早停（Early Stopping）防止过拟合。

class EarlyStopping:
    def __init__(self, patience=7, min_delta=0, mode='min'):
        self.patience = patience
        self.min_delta = min_delta
        self.mode = mode
        self.counter = 0
        self.best_score = None
        self.early_stop = False

    def __call__(self, score):
        if self.best_score is None:
            self.best_score = score
        elif self._is_improvement(score):
            self.best_score = score
            self.counter = 0
        else:
            self.counter += 1
            if self.counter >= self.patience:
                self.early_stop = True

        return self.early_stop

    def _is_improvement(self, score):
        if self.mode == 'min':
            return score < self.best_score - self.min_delta
        else:
            return score > self.best_score + self.min_delta

# 使用
early_stopping = EarlyStopping(patience=10, mode='min')

for epoch in range(100):
    train_loss = train(...)
    val_loss = validate(...)

    early_stopping(val_loss)
    if early_stopping.early_stop:
        print(f"早停！Epoch {epoch}")
        break

8.3 梯度裁剪

梯度裁剪防止梯度爆炸。

# 方法1：按值裁剪
torch.nn.utils.clip_grad_value_(model.parameters(), clip_value=1.0)

# 方法2：按范数裁剪（推荐）
torch.nn.utils.clip_grad_norm_(model.parameters(), max_norm=1.0)

# 训练循环中的使用
for images, labels in train_loader:
    outputs = model(images)
    loss = criterion(outputs, labels)

    optimizer.zero_grad()
    loss.backward()

    # 梯度裁剪
    torch.nn.utils.clip_grad_norm_(model.parameters(), max_norm=1.0)

    optimizer.step()

8.4 混合精度训练

混合精度训练可以显著加速训练并减少显存使用。

from torch.cuda.amp import autocast, GradScaler

# 检查GPU是否支持混合精度
print(torch.cuda.is_available())
print(torch.cuda.get_device_capability())

# 创建scaler
scaler = GradScaler()

# 训练循环
model = model.cuda()
criterion = nn.CrossEntropyLoss()
optimizer = torch.optim.Adam(model.parameters(), lr=0.001)

for epoch in range(10):
    for images, labels in train_loader:
        images = images.cuda()
        labels = labels.cuda()

        optimizer.zero_grad()

        # 前向传播使用自动混合精度
        with autocast():
            outputs = model(images)
            loss = criterion(outputs, labels)

        # 反向传播
        scaler.scale(loss).backward()

        # 梯度裁剪
        scaler.unscale_(optimizer)
        torch.nn.utils.clip_grad_norm_(model.parameters(), 1.0)

        # 更新参数
        scaler.step(optimizer)
        scaler.update()

8.5 完整的训练流程

import torch
import torch.nn as nn
from torch.utils.data import DataLoader
from torchvision import datasets, transforms
import torchvision.models as models
from tqdm import tqdm

def train_one_epoch(model, train_loader, criterion, optimizer, device):
    model.train()
    running_loss = 0.0
    correct = 0
    total = 0

    pbar = tqdm(train_loader, desc='Training')
    for images, labels in pbar:
        images, labels = images.to(device), labels.to(device)

        # 前向传播
        outputs = model(images)
        loss = criterion(outputs, labels)

        # 反向传播
        optimizer.zero_grad()
        loss.backward()
        optimizer.step()

        # 统计
        running_loss += loss.item()
        _, predicted = outputs.max(1)
        total += labels.size(0)
        correct += predicted.eq(labels).sum().item()

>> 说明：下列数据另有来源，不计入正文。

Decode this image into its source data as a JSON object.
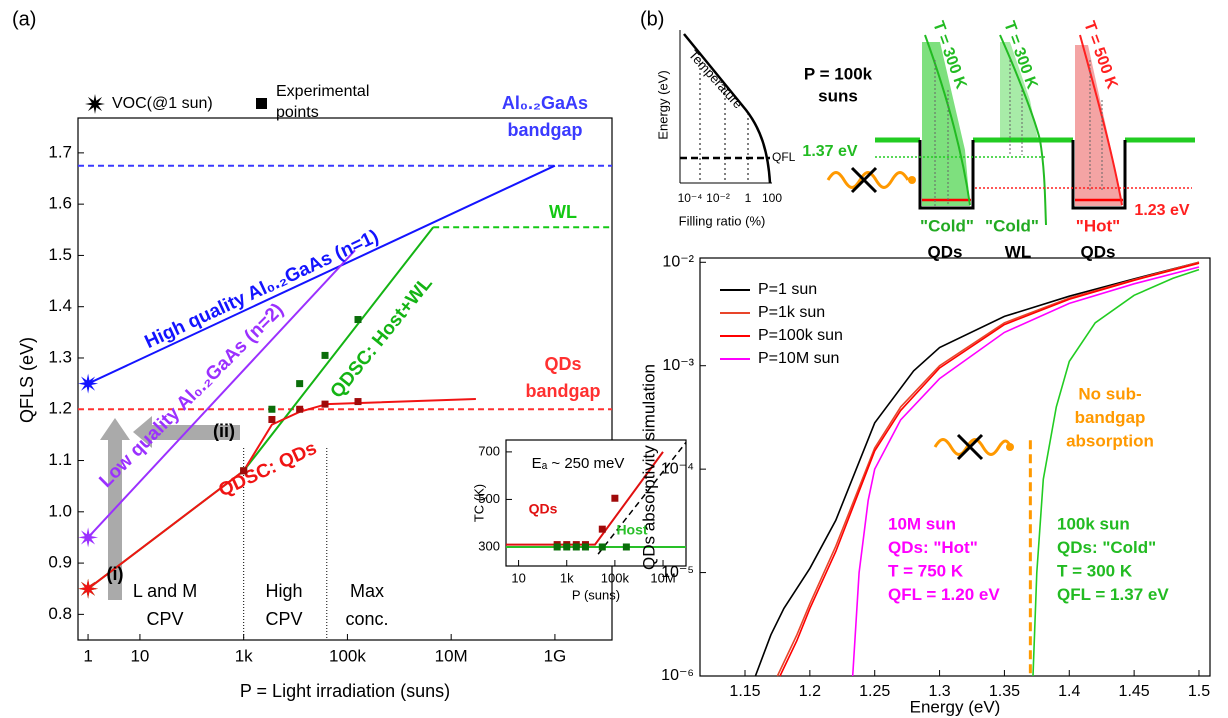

        pbar.set_postfix({
            'loss': running_loss / (pbar.n + 1),
            'acc': 100. * correct / total
        })

    return running_loss / len(train_loader), 100. * correct / total


def validate(model, val_loader, criterion, device):
    model.eval()
    running_loss = 0.0
    correct = 0
    total = 0

    with torch.no_grad():
        for images, labels in val_loader:
            images, labels = images.to(device), labels.to(device)

            outputs = model(images)
            loss = criterion(outputs, labels)

            running_loss += loss.item()
            _, predicted = outputs.max(1)
            total += labels.size(0)
            correct += predicted.eq(labels).sum().item()

    return running_loss / len(val_loader), 100. * correct / total


# 主训练流程
def main():
    # 设置设备
    device = torch.device('cuda' if torch.cuda.is_available() else 'cpu')
    print(f"使用设备: {device}")

    # 数据增强
    train_transform = transforms.Compose([
        transforms.RandomResizedCrop(224),
        transforms.RandomHorizontalFlip(),
        transforms.ToTensor(),
        transforms.Normalize([0.485, 0.456, 0.406], [0.229, 0.224, 0.225])
    ])

    val_transform = transforms.Compose([
        transforms.Resize(256),
        transforms.CenterCrop(224),
        transforms.ToTensor(),
        transforms.Normalize([0.485, 0.456, 0.406], [0.229, 0.224, 0.225])
    ])

    # 加载数据
    train_dataset = datasets.FakeData(
        size=1000, image_size=(3, 224, 224), transform=train_transform
    )
    val_dataset = datasets.FakeData(
        size=200, image_size=(3, 224, 224), transform=val_transform
    )

    train_loader = DataLoader(train_dataset, batch_size=32, shuffle=True)
    val_loader = DataLoader(val_dataset, batch_size=32)

    # 创建模型
    model = models.resnet18(pretrained=True)
    model.fc = nn.Linear(model.fc.in_features, 10)
    model = model.to(device)

    # 损失函数和优化器
    criterion = nn.CrossEntropyLoss()
    optimizer = torch.optim.Adam(model.parameters(), lr=0.001)
    scheduler = torch.optim.lr_scheduler.StepLR(optimizer, step_size=3, gamma=0.1)

    # 训练
    best_acc = 0.0
    num_epochs = 10

    for epoch in range(num_epochs):
        print(f"\nEpoch {epoch + 1}/{num_epochs}")

        train_loss, train_acc = train_one_epoch(
            model, train_loader, criterion, optimizer, device
        )

        val_loss, val_acc = validate(model, val_loader, criterion, device)

        scheduler.step()

        print(f"Train Loss: {train_loss:.4f}, Train Acc: {train_acc:.2f}%")
        print(f"Val Loss: {val_loss:.4f}, Val Acc: {val_acc:.2f}%")

        # 保存最佳模型
        if val_acc > best_acc:
            best_acc = val_acc
            torch.save(model.state_dict(), 'best_model.pth')
            print("保存最佳模型!")

    print(f"\n最佳验证准确率: {best_acc:.2f}%")

if __name__ == '__main__':
    main()

第十章：模型评估与可视化

9.1 混淆矩阵

import numpy as np
from sklearn.metrics import confusion_matrix
import matplotlib.pyplot as plt
import seaborn as sns

def plot_confusion_matrix(y_true, y_pred, classes):
    cm = confusion_matrix(y_true, y_pred)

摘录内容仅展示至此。